Dalmo Hernandes 23 março, 2016 0
Circuito de Ebisu: onde os carros de drift levantam voo

A gente já falou do circuito de Ebisu aqui no FlatOut duas vezes: quando falamos sobre o Supercar Sound Festival, evento que reúne centenas de superesportivos e seus donos, que ficam apreciando o ronco das máquinas; e quando mostramos o Ebisu Drift Matsuri, um festival de dois dias seguidos onde os participantes podem, caso aguentem, ficar 36 horas deslizando de lado pelas pistas do complexo.

Porque sim, Ebisu é, na verdade, um complexo com nove pistas, sendo sete circuitos tradicionais e dois skidpads. O complexo foi projetado principalmente para competições de drift, tanto que seu projeto é assinado por um piloto — Nobushige Kumakubo, que há quinze anos compete na D1 Grand Prix, principal categoria de dorifuto no Japão. Ele teve a sorte de nascer em uma família rica, dona de uma vasta porção de terra na prefeitura de Fukushima, no Japão, e isto possibilitou que ele desenhasse e construísse aquilo que muitos chamam de “o paraíso dos drifters”.

ebisu-complexo

Aliás, a própria organização de Ebisu refere-se ao complexo como um “parque temático para carros”, pois, além das competições de drift, são disputadas corridas de longa duração, realizados track days e até time attacks em uma touge artificial. Os eventos de drift são tão populares que centenas de carros se juntam no Drift Matsuri, por exemplo — e, como já contamos aqui, é possível encontrar pacotes de viagem que incluem passagens, hospedagem e despesas com o evento. Alguns até fornecem um carro prontinho para deslizar de lado — que você precisa devolver depois, obviamente.
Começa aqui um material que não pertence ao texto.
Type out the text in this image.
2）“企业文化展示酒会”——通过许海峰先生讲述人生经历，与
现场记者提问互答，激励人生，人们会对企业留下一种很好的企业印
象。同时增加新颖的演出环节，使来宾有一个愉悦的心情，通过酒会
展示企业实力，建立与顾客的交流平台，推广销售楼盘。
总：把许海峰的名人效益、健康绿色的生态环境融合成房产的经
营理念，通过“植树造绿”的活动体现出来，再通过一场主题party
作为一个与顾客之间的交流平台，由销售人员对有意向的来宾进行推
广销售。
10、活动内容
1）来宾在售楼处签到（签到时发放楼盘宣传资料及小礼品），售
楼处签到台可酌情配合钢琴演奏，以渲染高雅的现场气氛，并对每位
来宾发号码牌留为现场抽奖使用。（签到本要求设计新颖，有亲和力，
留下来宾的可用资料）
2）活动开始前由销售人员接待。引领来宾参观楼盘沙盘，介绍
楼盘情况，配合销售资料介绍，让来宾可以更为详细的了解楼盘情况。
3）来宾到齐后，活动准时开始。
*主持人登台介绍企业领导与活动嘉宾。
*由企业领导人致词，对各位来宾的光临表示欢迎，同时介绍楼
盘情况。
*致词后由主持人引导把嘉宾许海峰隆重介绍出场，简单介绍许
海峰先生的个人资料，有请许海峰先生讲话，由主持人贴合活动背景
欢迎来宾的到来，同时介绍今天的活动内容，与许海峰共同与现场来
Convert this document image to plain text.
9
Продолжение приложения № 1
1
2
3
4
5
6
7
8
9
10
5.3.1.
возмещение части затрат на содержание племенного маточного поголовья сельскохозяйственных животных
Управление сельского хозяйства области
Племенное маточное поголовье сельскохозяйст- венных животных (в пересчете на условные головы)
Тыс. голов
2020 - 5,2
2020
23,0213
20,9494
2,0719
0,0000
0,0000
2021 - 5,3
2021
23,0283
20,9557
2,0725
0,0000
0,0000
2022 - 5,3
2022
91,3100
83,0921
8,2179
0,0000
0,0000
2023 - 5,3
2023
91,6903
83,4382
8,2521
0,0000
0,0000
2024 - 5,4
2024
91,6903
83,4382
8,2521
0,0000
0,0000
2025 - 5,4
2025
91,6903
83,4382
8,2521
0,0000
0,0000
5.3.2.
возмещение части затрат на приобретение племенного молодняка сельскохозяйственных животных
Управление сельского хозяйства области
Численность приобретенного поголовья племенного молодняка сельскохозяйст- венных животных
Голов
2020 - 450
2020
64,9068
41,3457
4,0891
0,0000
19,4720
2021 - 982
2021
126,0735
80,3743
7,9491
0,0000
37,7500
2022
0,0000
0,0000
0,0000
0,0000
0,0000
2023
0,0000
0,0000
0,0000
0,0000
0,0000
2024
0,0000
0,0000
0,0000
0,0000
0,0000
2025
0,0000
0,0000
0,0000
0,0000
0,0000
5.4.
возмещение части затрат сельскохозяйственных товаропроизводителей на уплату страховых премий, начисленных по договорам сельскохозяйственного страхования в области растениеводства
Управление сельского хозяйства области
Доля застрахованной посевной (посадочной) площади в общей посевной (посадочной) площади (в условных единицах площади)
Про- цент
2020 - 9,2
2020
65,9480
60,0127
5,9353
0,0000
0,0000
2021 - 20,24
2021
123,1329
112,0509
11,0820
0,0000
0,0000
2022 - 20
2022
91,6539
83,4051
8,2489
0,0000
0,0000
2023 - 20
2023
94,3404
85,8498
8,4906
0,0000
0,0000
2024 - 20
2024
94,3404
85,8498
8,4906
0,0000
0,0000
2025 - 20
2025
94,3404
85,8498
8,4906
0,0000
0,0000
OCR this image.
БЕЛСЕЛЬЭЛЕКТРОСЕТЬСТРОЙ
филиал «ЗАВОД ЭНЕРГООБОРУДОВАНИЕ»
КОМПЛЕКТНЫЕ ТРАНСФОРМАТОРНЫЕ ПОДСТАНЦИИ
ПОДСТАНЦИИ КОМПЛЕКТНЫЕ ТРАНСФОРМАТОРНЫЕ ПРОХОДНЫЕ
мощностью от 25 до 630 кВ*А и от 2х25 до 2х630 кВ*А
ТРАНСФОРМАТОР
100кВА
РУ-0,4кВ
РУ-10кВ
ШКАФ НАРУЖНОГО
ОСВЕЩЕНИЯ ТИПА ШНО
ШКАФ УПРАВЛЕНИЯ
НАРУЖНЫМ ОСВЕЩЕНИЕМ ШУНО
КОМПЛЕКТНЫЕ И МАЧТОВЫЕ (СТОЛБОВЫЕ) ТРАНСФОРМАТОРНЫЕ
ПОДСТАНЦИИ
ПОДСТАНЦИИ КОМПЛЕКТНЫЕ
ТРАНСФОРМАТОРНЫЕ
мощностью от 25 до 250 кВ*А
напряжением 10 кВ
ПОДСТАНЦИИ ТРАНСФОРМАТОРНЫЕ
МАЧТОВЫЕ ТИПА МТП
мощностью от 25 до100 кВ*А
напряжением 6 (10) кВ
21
O circuito mais famoso é o de Minami (Sul), onde são realizadas as provas do D1 Grand Prix. Ainda existem os circuitos de Nishi (Oeste), Kita (Norte) e Higashi (Leste); o circuito Drift Land, usado em aulas de drift; e os dois skidpads, The Touge e “KuruKuru Land”. Mas é em Minami que fica o ponto mais famoso de Ebisu: uma curva à esquerda que, por causa de uma ligeira variação de relevo, faz com que os carros decolem ao passar por ela deslizando de lado. O resultado? Fotos e vídeos que, invariavelmente, são épicos. Saca só:

Este é Daigo Saito, um dos maiores pilotos de drift do Japão (que atualmente faz suas derrapagens controladas ao volante de um Lamborghini Murciélago) durante a quinta etapa do D1 Grand Prix em 2010. Os comentaristas japoneses que o digam: eles reagem com uma empolgação tão grande que chega a ser engraçado. Por outro lado, se estivéssemos lá, provavelmente também ficaríamos em êxtase.

Saito realmente curte saltar na curva do circuito Sul — olha só este outro vídeo, desta vez de dentro do carro. A magia acontece por volta dos 5:15:

E se você acha que os drifters profissionais são os únicos capazes de decolar enquanto praticam sua arte, dá uma olhada neste drift train feito por entusiastas:

Não é à toa que, ao menos três vezes por ano, cerca de 500 entusiastas peregrinam até Ebisu para experimentar a sensação de voar de lado com o carro. E, se você quer saber como é a sensação de fazê-lo, talvez o vídeo abaixo — que inclui tomadas onboard e de fora do carro — possa dar uma ajudinha à sua imaginação.

Agora, que fique bem claro: não esqueçamos que Ebisu tem, ao todo, nove circuitos diferentes. O circuito Leste, por exemplo, também é muito bom para a prática do drift, como bem demonstra Keiichi Tsuchiya, o eterno Drift King, em seu famigerado Toyota AE86 preparado:

No mini-documentário Back 2 Basics, lançado no YouTube há alguns dias, é possível explorar outros lados do circuito. No Japão, Ebisu é praticamente uma meca para os entusiastas do automobilismo — um verdadeiro polo de cultura automotiva onde não há espaço para rixas motivadas por preferências pessoais diferentes. Quem quiser uma experiência, vai para a touge — que se parece muito com uma subida de montanha de verdade. Quem ainda não domina a técnica, pode tomar aulas. E quem não tem carro pode assistir tudo, conversar com os pilotos e aproveitar bastante.

E o circuito fica aberto praticamente o ano todo. É possível até mesmo fechar uma de suas pistas por um dia inteiro para curtir com os amigos — basta saber com quem conversar… e pagar o quanto for preciso. Será que é tão difícil conseguir algo parecido por aqui?